Entender que "uma dor que dói muito" é um pleonasmo nos convida a refletir sobre como escolhemos as palavras e qual é o objetivo de nossa comunicação. A expressividade tem seu lugar, especialmente quando queremos estabelecer uma conexão emocional, demonstrar empatia ou registrar sentimentos de forma mais intensa. Já a clareza é fundamental quando precisamos ser objetivos, transmitir instruções precisas ou garantir que informações críticas sejam rapidamente compreendidas.

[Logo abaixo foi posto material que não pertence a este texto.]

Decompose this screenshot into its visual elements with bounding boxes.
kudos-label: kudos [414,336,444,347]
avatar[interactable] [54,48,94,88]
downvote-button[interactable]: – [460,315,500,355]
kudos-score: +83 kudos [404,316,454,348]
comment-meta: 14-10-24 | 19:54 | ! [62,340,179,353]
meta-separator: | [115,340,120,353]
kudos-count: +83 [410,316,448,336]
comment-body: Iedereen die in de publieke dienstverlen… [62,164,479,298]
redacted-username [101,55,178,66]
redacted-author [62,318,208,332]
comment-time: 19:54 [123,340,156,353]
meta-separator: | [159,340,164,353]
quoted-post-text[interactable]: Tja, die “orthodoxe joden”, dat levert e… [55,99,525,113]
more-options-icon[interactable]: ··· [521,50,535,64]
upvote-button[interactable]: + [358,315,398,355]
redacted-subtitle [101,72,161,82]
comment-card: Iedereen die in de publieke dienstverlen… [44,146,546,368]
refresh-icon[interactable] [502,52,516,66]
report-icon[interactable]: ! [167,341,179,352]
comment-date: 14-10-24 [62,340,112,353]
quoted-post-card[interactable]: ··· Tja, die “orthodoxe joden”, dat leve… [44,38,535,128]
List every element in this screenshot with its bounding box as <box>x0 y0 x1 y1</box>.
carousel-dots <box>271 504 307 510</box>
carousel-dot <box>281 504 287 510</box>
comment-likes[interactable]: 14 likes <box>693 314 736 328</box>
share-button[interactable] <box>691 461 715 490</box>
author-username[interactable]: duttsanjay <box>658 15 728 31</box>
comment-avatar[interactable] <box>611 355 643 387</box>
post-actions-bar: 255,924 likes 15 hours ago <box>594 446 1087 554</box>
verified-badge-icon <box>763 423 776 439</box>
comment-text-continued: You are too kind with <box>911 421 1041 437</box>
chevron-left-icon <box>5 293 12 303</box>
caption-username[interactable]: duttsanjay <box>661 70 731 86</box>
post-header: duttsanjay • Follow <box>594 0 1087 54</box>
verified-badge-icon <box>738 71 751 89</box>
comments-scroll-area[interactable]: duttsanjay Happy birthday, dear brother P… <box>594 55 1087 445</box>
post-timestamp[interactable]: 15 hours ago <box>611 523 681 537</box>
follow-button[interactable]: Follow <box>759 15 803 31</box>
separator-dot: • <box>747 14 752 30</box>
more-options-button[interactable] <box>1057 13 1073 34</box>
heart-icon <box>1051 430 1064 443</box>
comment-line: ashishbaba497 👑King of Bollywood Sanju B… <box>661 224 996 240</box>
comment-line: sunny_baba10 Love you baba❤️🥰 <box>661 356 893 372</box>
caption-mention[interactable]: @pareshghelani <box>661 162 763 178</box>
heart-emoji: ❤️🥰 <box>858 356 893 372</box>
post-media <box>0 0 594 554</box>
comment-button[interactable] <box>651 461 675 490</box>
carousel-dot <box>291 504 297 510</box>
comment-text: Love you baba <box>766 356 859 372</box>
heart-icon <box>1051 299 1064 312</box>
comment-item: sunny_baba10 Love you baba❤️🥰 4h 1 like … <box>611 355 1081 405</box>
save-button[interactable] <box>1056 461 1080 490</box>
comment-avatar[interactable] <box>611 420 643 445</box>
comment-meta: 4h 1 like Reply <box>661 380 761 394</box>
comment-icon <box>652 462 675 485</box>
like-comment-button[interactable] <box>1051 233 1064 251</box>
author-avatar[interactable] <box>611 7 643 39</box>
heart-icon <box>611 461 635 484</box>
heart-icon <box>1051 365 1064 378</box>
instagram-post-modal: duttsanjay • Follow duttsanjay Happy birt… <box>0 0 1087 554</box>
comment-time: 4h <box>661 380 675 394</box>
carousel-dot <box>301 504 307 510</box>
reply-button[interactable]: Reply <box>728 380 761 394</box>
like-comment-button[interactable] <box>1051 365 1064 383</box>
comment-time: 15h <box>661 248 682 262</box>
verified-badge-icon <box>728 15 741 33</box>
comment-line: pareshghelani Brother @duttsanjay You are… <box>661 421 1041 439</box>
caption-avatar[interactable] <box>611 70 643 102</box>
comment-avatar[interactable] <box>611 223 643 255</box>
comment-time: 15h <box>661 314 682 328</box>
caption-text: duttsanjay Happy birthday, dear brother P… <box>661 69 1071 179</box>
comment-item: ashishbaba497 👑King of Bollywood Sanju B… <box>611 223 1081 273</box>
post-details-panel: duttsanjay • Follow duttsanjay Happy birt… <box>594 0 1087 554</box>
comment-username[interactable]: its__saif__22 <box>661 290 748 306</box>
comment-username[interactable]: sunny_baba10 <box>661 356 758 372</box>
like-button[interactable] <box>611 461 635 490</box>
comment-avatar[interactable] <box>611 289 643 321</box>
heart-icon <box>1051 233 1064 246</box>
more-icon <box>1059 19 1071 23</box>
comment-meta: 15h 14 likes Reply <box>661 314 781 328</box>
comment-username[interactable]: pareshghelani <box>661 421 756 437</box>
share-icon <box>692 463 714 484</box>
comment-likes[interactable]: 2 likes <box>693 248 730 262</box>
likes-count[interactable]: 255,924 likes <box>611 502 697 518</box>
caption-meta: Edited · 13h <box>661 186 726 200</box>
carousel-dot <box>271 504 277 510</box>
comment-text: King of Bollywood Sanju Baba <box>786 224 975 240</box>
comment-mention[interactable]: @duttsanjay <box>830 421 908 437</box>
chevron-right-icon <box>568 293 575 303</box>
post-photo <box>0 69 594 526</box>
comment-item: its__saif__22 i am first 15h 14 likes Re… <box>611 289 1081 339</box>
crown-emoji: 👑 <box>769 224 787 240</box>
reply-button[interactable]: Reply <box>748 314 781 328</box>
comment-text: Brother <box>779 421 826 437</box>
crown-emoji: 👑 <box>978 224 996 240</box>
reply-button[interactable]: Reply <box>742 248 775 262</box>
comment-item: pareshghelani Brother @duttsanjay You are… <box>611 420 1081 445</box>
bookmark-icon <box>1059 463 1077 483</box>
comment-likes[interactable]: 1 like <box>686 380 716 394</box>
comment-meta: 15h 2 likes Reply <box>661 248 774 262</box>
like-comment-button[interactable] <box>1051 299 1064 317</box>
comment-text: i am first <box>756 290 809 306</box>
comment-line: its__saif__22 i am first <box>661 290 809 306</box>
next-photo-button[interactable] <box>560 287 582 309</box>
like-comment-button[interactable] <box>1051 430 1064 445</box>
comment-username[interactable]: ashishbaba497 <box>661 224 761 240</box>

Portanto, utilize frases como "uma dor que dói muito" em situações que permitam maior liberdade para expressar emoções, como em conversas informais, textos pessoais ou narrativas literárias. Em contextos profissionais, médicos ou acadêmicos, prefira alternativas mais diretas, que respeitem a eficiência e a objetividade. Ao desenvolver esse equilíbrio, você torna sua comunicação mais eficaz, adaptando o estilo à ocasião e demonstrando sensibilidade tanto com o próprio falar quanto com a compreensão do outro.

Conclusão

Uma dor que dói muito é um pleonasmo, mas essa aparente redundância ganha sentido quando analisamos o contexto, a intenção comunicativa e o público-alvo. A linguagem portuguesa, assim como qualquer outra, permite recursos expressivos que enriquecem a comunicação, desde que usados com consciência. Reconhecer pleonasmos como esse nos ajuda a cultivar uma escrita e uma fala mais equilibradas, capazes de transmitir desde a dor mais intensa até a mensagem mais técnica, sempre com clareza, respeito e eficiência.